More recently, Chaudhury et al.17 performed a similar assessment in a population of 62 fetuses with gastroschisis alone. This study, like that of Siemer et al.,11, 16 suggests that Hadlock et al.8 underestimated birth weight, though similarly no adjustments were made for interval growth. Furthermore, for all formulas assessed, there were large negative mean differences with much wider 95% limits of agreement than were seen in our current study. This may be a reflection of a smaller sample size. However, similar to Siemer et al.,11, 16 Nicholas et al.16 and our current study, Chaudhury et al.17 report the highest sensitivities and NPVs among the Hadlock et al.8 formulas (89% and 94%). Alternatively, the PPV was found to be disappointingly low for all formulas, in alignment with previously published literature. Although unclear why, it is important to keep this in mind as the misdiagnosis and overdiagnosis of growth restriction also has very important implications on delivery timing and neonatal outcomes.

It has been shown that both infants with gastroschisis and infants with IUGR are at increased risk of intrauterine fetal demise. As a result, infants with gastroschisis who are also IUGR are often delivered early in the setting of IUGR. Recent national data by Sparks et al.18 demonstrated an increased risk of stillbirth with expectant management over delivery after 37 weeks of gestation. Because of this risk, we must be certain that our fetal measurements are (1) capturing the maximum number of infants with true IUGR (high sensitivity) and (2) that infants with true IUGR are not misclassified as weight greater than the 10th percentile (high NPV) and allowed to remain pregnant with potentially increased risk of demise. The commonly used Hadlock et al.8 (1) and (2) formulas demonstrate the best sensitivity and NPV in the diagnosis of IUGR.

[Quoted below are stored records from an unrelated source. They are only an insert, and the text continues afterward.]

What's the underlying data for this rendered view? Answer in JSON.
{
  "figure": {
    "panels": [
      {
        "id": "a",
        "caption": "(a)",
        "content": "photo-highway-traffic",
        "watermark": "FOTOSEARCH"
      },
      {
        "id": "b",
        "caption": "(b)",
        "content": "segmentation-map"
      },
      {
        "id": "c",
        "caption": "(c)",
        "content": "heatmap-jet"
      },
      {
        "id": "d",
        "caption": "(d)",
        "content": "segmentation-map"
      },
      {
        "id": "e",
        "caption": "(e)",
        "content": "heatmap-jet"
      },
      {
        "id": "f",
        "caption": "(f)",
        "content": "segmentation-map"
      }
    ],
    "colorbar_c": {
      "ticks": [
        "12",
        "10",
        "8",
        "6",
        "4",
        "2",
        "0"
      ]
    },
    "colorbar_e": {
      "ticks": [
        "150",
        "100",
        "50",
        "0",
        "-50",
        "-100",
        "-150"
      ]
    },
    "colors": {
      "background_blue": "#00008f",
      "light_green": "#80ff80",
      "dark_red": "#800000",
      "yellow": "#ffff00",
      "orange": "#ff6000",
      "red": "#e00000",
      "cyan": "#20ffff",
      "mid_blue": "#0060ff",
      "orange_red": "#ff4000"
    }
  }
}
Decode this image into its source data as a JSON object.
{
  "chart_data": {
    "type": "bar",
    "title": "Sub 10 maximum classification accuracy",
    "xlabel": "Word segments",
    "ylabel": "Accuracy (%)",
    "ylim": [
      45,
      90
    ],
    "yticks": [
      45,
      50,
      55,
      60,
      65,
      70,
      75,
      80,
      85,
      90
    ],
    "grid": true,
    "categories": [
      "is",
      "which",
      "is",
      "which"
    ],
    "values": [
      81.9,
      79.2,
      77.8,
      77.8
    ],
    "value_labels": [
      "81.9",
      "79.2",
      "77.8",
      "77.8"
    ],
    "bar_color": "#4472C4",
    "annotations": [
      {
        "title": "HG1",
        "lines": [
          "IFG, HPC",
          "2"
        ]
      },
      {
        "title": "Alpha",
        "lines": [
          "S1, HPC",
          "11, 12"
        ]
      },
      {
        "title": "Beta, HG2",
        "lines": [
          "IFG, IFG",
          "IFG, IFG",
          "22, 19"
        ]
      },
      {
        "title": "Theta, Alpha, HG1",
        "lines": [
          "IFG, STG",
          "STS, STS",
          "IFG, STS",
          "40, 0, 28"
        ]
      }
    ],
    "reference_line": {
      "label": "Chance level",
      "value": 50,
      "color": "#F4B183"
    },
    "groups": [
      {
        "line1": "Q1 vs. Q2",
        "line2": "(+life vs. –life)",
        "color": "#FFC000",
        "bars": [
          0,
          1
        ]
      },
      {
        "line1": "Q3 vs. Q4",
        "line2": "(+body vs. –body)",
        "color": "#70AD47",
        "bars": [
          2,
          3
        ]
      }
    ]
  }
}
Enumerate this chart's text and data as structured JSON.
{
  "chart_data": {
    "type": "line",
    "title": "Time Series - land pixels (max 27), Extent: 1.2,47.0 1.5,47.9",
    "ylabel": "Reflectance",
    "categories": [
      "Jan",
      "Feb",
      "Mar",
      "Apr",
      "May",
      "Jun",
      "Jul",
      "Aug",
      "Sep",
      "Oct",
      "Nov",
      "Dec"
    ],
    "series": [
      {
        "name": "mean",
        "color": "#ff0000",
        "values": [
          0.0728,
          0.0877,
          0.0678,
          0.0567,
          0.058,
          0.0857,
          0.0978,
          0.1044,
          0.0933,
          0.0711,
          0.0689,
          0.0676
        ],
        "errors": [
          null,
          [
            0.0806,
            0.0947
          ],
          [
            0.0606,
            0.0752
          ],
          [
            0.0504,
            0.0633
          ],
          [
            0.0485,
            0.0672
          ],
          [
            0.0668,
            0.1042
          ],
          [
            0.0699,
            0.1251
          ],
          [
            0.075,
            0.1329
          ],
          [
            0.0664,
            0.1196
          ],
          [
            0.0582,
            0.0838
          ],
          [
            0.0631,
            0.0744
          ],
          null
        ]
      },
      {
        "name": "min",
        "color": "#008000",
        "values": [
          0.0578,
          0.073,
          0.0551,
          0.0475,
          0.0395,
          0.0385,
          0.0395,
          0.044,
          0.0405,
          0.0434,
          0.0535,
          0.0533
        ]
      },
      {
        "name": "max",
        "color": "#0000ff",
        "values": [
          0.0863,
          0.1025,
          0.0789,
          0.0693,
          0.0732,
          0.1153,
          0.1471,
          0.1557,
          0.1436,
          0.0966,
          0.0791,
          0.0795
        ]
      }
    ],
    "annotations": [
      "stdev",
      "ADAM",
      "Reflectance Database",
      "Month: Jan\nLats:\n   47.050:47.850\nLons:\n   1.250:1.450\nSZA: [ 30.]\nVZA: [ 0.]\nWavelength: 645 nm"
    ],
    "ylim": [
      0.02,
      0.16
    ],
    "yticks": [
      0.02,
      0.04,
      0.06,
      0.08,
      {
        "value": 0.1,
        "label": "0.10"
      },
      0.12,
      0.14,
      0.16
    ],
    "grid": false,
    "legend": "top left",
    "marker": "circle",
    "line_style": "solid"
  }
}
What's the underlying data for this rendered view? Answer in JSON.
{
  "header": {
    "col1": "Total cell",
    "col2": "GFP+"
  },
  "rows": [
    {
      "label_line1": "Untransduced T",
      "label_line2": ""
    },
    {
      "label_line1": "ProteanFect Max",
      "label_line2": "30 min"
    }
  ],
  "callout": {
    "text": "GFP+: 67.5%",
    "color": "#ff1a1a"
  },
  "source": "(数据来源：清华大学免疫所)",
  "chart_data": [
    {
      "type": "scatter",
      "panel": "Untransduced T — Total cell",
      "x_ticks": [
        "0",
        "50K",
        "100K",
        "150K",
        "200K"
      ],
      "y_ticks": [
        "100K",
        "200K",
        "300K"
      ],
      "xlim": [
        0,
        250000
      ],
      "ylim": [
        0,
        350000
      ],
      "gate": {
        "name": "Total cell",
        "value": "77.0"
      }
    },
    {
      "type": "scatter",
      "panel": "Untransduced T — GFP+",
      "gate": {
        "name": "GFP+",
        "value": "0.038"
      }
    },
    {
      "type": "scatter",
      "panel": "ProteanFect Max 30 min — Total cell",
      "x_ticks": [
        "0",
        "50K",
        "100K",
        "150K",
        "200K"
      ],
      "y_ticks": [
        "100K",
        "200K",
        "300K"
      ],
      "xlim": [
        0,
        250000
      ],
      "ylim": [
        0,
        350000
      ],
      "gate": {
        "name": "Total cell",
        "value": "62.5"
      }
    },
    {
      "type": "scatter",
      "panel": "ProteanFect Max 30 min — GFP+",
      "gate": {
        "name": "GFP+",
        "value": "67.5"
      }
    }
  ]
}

This study has demonstrated that the commonly used Hadlock et al.8 (1) and (2) formulas perform better than other formulas in the estimation of fetal weight and the diagnosis of IUGR in gastroschisis. However, it is worth noting that no formula is perfect. The 95% limits of agreement demonstrate that although the mean difference and mean % error values are within the range of what is seen for normal infants without abdominal wall defects, there is still a large range within which 95% of the true values lie. For all formulas the 95% limits of agreement are in the range of 600 g that could be potentially clinically relevant particularly in small fetuses.

Although this is a large study assessing the estimation of fetal weight and IUGR in infants with gastroschisis, it is not without limitations. Limitations to this study include the need for calculation of OFD as this is not a biometric measurement routinely performed at all UCfC sites. In addition, although the multisite study design adds strength to the study in terms of generalizability, it can also be a limitation as it can create variance among sites in the techniques used to perform the biometric measurements. Finally, this is a retrospective review and therefore carries its own inherent flaws including misclassification, selection and information bias.

In conclusion, the commonly used Hadlock et al.8 formulas for ultrasound estimation of fetal weight perform well in fetuses with gastroschisis. Use of specific formulas without abdominal circumference are not necessary and may have less utility in the diagnosis of IUGR necessary for helping clinicians determine timing of delivery.